No More Shake, Rattle, and Roll…

The Chinook helicopter was introduced over 50 years ago and it has undergone numerous modifications which have impacted its specifications and performance characteristics including size, weight, payload, engine equipment, etc. However, in general terms the Chinook helicopter has an empty weight of 24,578 lb and a maximum takeoff weight of 50,000 lb. Its fuselage is just under 99 feet in length (with rotors), with a width of just over 12 feet, and a height of just under 19 feet. The diameter of the helicopter’s rotors is 60 feet. To power such an enormous helicopter the Chinook features two Honeywell T55-GA-714A turboshaft engines with FADEC. Its two engines produce a continuous power of 3,000 shp with a maximum power of 3,750 shp each.

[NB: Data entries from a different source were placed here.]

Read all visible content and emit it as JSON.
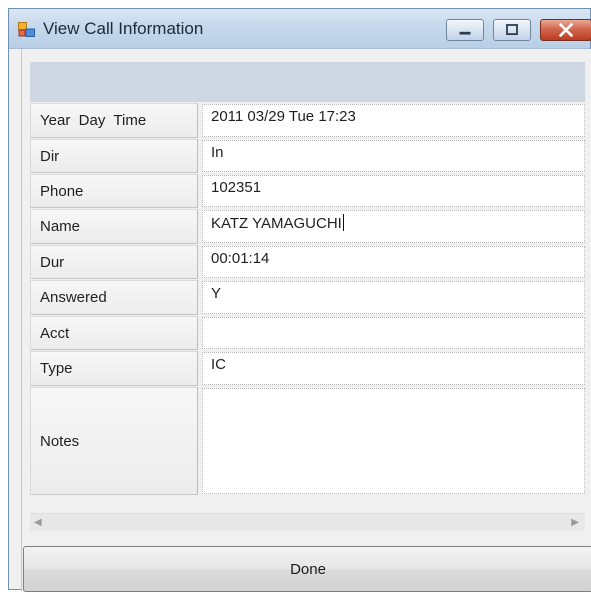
{
  "window": {
    "title": "View Call Information",
    "icons": {
      "app": "application-window-icon",
      "minimize": "minimize-icon",
      "maximize": "maximize-icon",
      "close": "close-icon"
    }
  },
  "fields": [
    {
      "label": "Year  Day  Time",
      "value": "2011 03/29 Tue 17:23"
    },
    {
      "label": "Dir",
      "value": "In"
    },
    {
      "label": "Phone",
      "value": "102351"
    },
    {
      "label": "Name",
      "value": "KATZ YAMAGUCHI"
    },
    {
      "label": "Dur",
      "value": "00:01:14"
    },
    {
      "label": "Answered",
      "value": "Y"
    },
    {
      "label": "Acct",
      "value": ""
    },
    {
      "label": "Type",
      "value": "IC"
    },
    {
      "label": "Notes",
      "value": ""
    }
  ],
  "scrollbar": {
    "left_arrow": "◀",
    "right_arrow": "▶"
  },
  "actions": {
    "done_label": "Done"
  }
}
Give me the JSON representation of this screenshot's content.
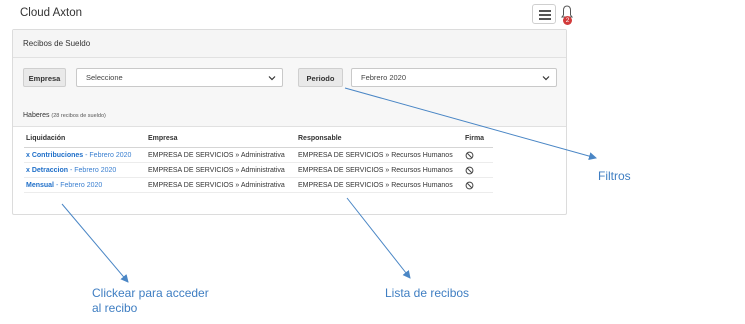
{
  "app": {
    "title": "Cloud Axton",
    "notifications_count": "2"
  },
  "panel": {
    "title": "Recibos de Sueldo",
    "filters": {
      "empresa_label": "Empresa",
      "empresa_value": "Seleccione",
      "periodo_label": "Periodo",
      "periodo_value": "Febrero 2020"
    },
    "section_title": "Haberes",
    "section_count": "(28 recibos de sueldo)",
    "table": {
      "headers": [
        "Liquidación",
        "Empresa",
        "Responsable",
        "Firma"
      ],
      "rows": [
        {
          "name": "x Contribuciones",
          "period": " - Febrero 2020",
          "empresa": "EMPRESA DE SERVICIOS » Administrativa",
          "responsable": "EMPRESA DE SERVICIOS » Recursos Humanos"
        },
        {
          "name": "x Detraccion",
          "period": " - Febrero 2020",
          "empresa": "EMPRESA DE SERVICIOS » Administrativa",
          "responsable": "EMPRESA DE SERVICIOS » Recursos Humanos"
        },
        {
          "name": "Mensual",
          "period": " - Febrero 2020",
          "empresa": "EMPRESA DE SERVICIOS » Administrativa",
          "responsable": "EMPRESA DE SERVICIOS » Recursos Humanos"
        }
      ]
    }
  },
  "annotations": {
    "filtros": "Filtros",
    "clickear_line1": "Clickear para acceder",
    "clickear_line2": "al recibo",
    "lista": "Lista de recibos"
  },
  "colors": {
    "accent": "#1f6fc9",
    "annotation": "#3f7ec2",
    "badge": "#d23b3b"
  },
  "icons": {
    "menu": "hamburger-icon",
    "notifications": "bell-icon",
    "signature_status": "not-allowed-icon"
  }
}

In order to reduce the significant vibrations resultant from the forces generated by the aircraft, these helicopters employ Tungsten Alloy counterweights underneath the pilot and co-pilot seats to absorb and dissipate oscillations. Being able to fit a denser material (approximately 1.5 times denser than lead) into a smaller volume of space is essential to this application.

Other Tungsten Alloys Applications

Tungsten Alloys have many other commercial uses including radiation shielding, high temperature tooling and applications where a high density material is required in a limited volume of space such as counterweights in engines, emergency aircraft equipment, sporting equipment, etc.